"Hai, kak." Caca terlihat canggung. Tersenyum kikuk.
Adit memicing, menatap sekitar.
"A-Awas licin, tadi mau pel lantai tapi kelupaan, malah asyik pegang ponsel." jelas Caca yang segera meraih lap lantai, lantai basah bekas Ciko.
Adit menjelaskan semuanya, berharap Caca akan kembali tinggal bersamanya. Walau nanti Adit sudah menikah.
Tapi Caca menolak. Azura rentan, jika tidak sengaja Caca melukainya, Adit pasti akan ikut terluka.
Adit pun pamit pergi setelah mendapat jawaban pasti.
Caca menghela nafas lega, dia beranjak menuju kamar dengan cepat. Melihat Ciko yang telanjang bulat.
Caca menganga lalu berbalik. Tubuhnya menegang. "Pa-pa-pak Ciko kenapa," dia tak bisa berkata-kata.
"Basah. Ada pakaian besar, Ca?" Ciko meraih handuk Caca, memakaikannya agar Caca bisa membawakannya pakaian.
Dengan segera Caca membuka lemari pakaian berbahan plastik itu. Dia mencari atasan yang dulu dia ambil dari Adit karena menyukainya.

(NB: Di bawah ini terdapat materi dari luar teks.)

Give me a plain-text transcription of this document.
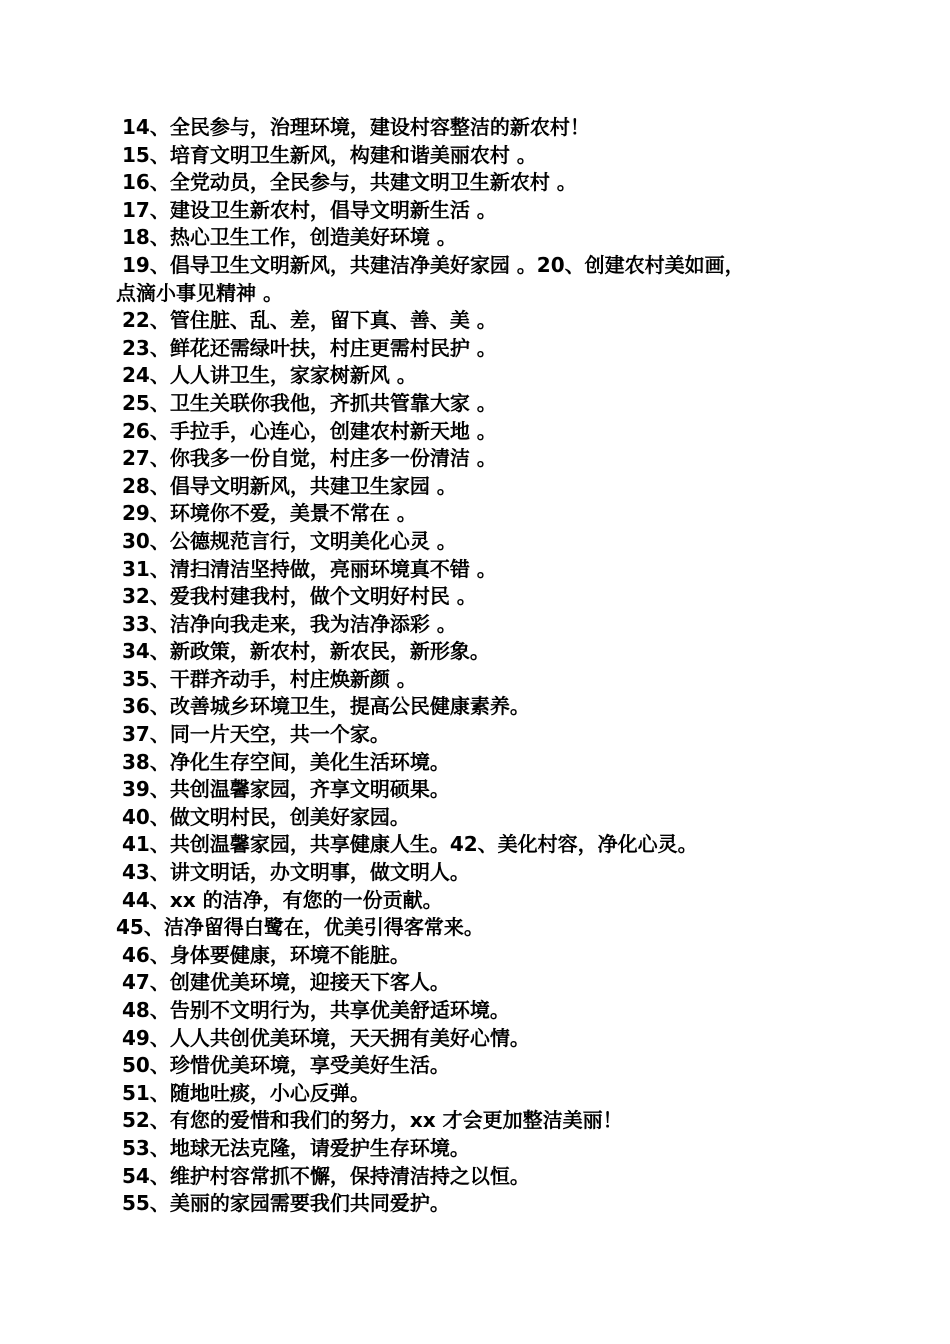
14、全民参与，治理环境，建设村容整洁的新农村！

15、培育文明卫生新风，构建和谐美丽农村 。

16、全党动员，全民参与，共建文明卫生新农村 。

17、建设卫生新农村，倡导文明新生活 。

18、热心卫生工作，创造美好环境 。

19、倡导卫生文明新风，共建洁净美好家园 。20、创建农村美如画，

点滴小事见精神 。

22、管住脏、乱、差，留下真、善、美 。

23、鲜花还需绿叶扶，村庄更需村民护 。

24、人人讲卫生，家家树新风 。

25、卫生关联你我他，齐抓共管靠大家 。

26、手拉手，心连心，创建农村新天地 。

27、你我多一份自觉，村庄多一份清洁 。

28、倡导文明新风，共建卫生家园 。

29、环境你不爱，美景不常在 。

30、公德规范言行，文明美化心灵 。

31、清扫清洁坚持做，亮丽环境真不错 。

32、爱我村建我村，做个文明好村民 。

33、洁净向我走来，我为洁净添彩 。

34、新政策，新农村，新农民，新形象。

35、干群齐动手，村庄焕新颜 。

36、改善城乡环境卫生，提高公民健康素养。

37、同一片天空，共一个家。

38、净化生存空间，美化生活环境。

39、共创温馨家园，齐享文明硕果。

40、做文明村民，创美好家园。

41、共创温馨家园，共享健康人生。42、美化村容，净化心灵。

43、讲文明话，办文明事，做文明人。

44、xx 的洁净，有您的一份贡献。

45、洁净留得白鹭在，优美引得客常来。

46、身体要健康，环境不能脏。

47、创建优美环境，迎接天下客人。

48、告别不文明行为，共享优美舒适环境。

49、人人共创优美环境，天天拥有美好心情。

50、珍惜优美环境，享受美好生活。

51、随地吐痰，小心反弹。

52、有您的爱惜和我们的努力，xx 才会更加整洁美丽！

53、地球无法克隆，请爱护生存环境。

54、维护村容常抓不懈，保持清洁持之以恒。

55、美丽的家园需要我们共同爱护。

Untuk celana ada training yang cukup besar, paling kependekan di Ciko.
"I-ini, pak." Caca menyerahkan itu dengan canggung.

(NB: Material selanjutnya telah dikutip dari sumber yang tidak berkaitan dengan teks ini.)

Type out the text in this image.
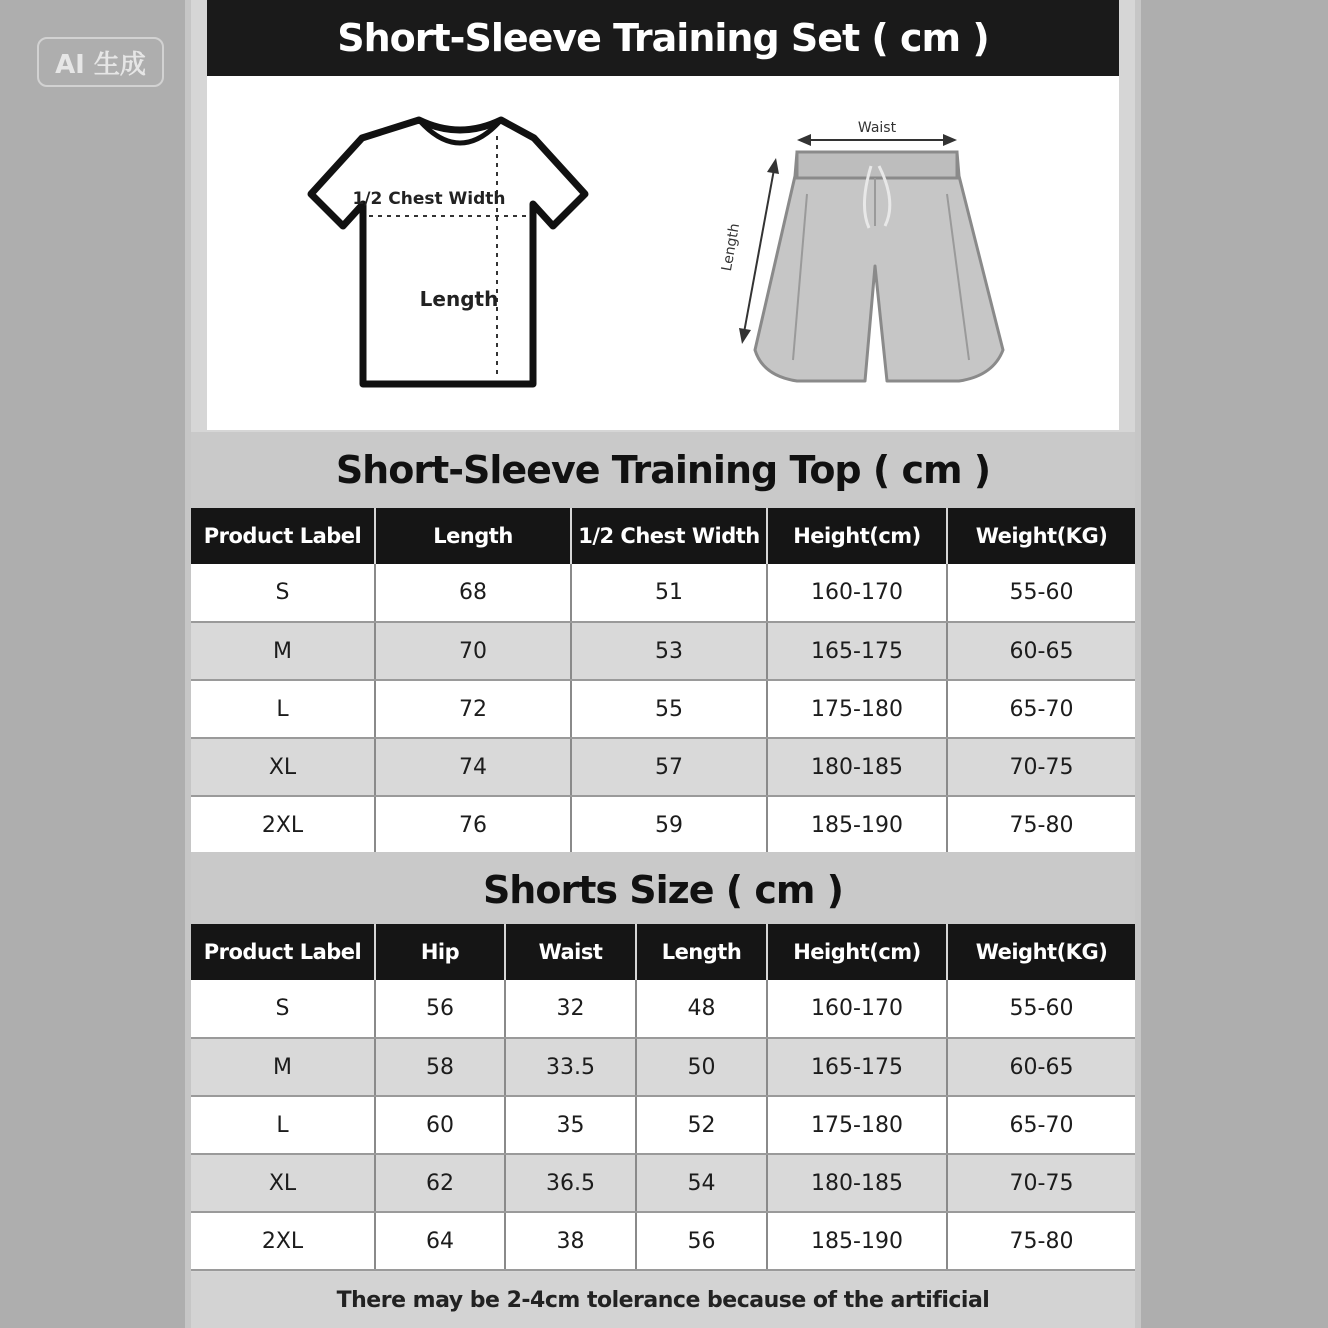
AI 生成
Short-Sleeve Training Set ( cm )
1/2 Chest Width
Length
Waist
Length
Short-Sleeve Training Top ( cm )
Product Label	Length	1/2 Chest Width	Height(cm)	Weight(KG)
S	68	51	160-170	55-60
M	70	53	165-175	60-65
L	72	55	175-180	65-70
XL	74	57	180-185	70-75
2XL	76	59	185-190	75-80
Shorts Size ( cm )
Product Label	Hip	Waist	Length	Height(cm)	Weight(KG)
S	56	32	48	160-170	55-60
M	58	33.5	50	165-175	60-65
L	60	35	52	175-180	65-70
XL	62	36.5	54	180-185	70-75
2XL	64	38	56	185-190	75-80
There may be 2-4cm tolerance because of the artificial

"Ciko atau kak Ciko, Ca." Ciko menerima lalu melepaskan handuk begitu saja.
Caca sontak meninggalkan kamarnya dengan wajah memerah. Dia harus bagaimana memperlakukan Ciko. Apa dia menelpon Adhya saja? Jika Nolan tahu akan heboh dan masalah rumit nantinya.
Dan juga mereka akan sibuk mempersiapkan honeymoon lagi.
"Apa nyaman di sini, Ca?" Ciko mendekati Caca yang berdiri dekat sofa kecil yang hanya ada tiga itu.
Ciko duduk tanpa di suruh. Menatap Caca lekat. Caca mengeratkan jaket yang menutup piyamanya.
"Nyaman, kak." jawabnya pelan dan memilih duduk.
Ciko terlihat lebih tenang, itu bagus dari pada semenyeramkan saat datang tadi.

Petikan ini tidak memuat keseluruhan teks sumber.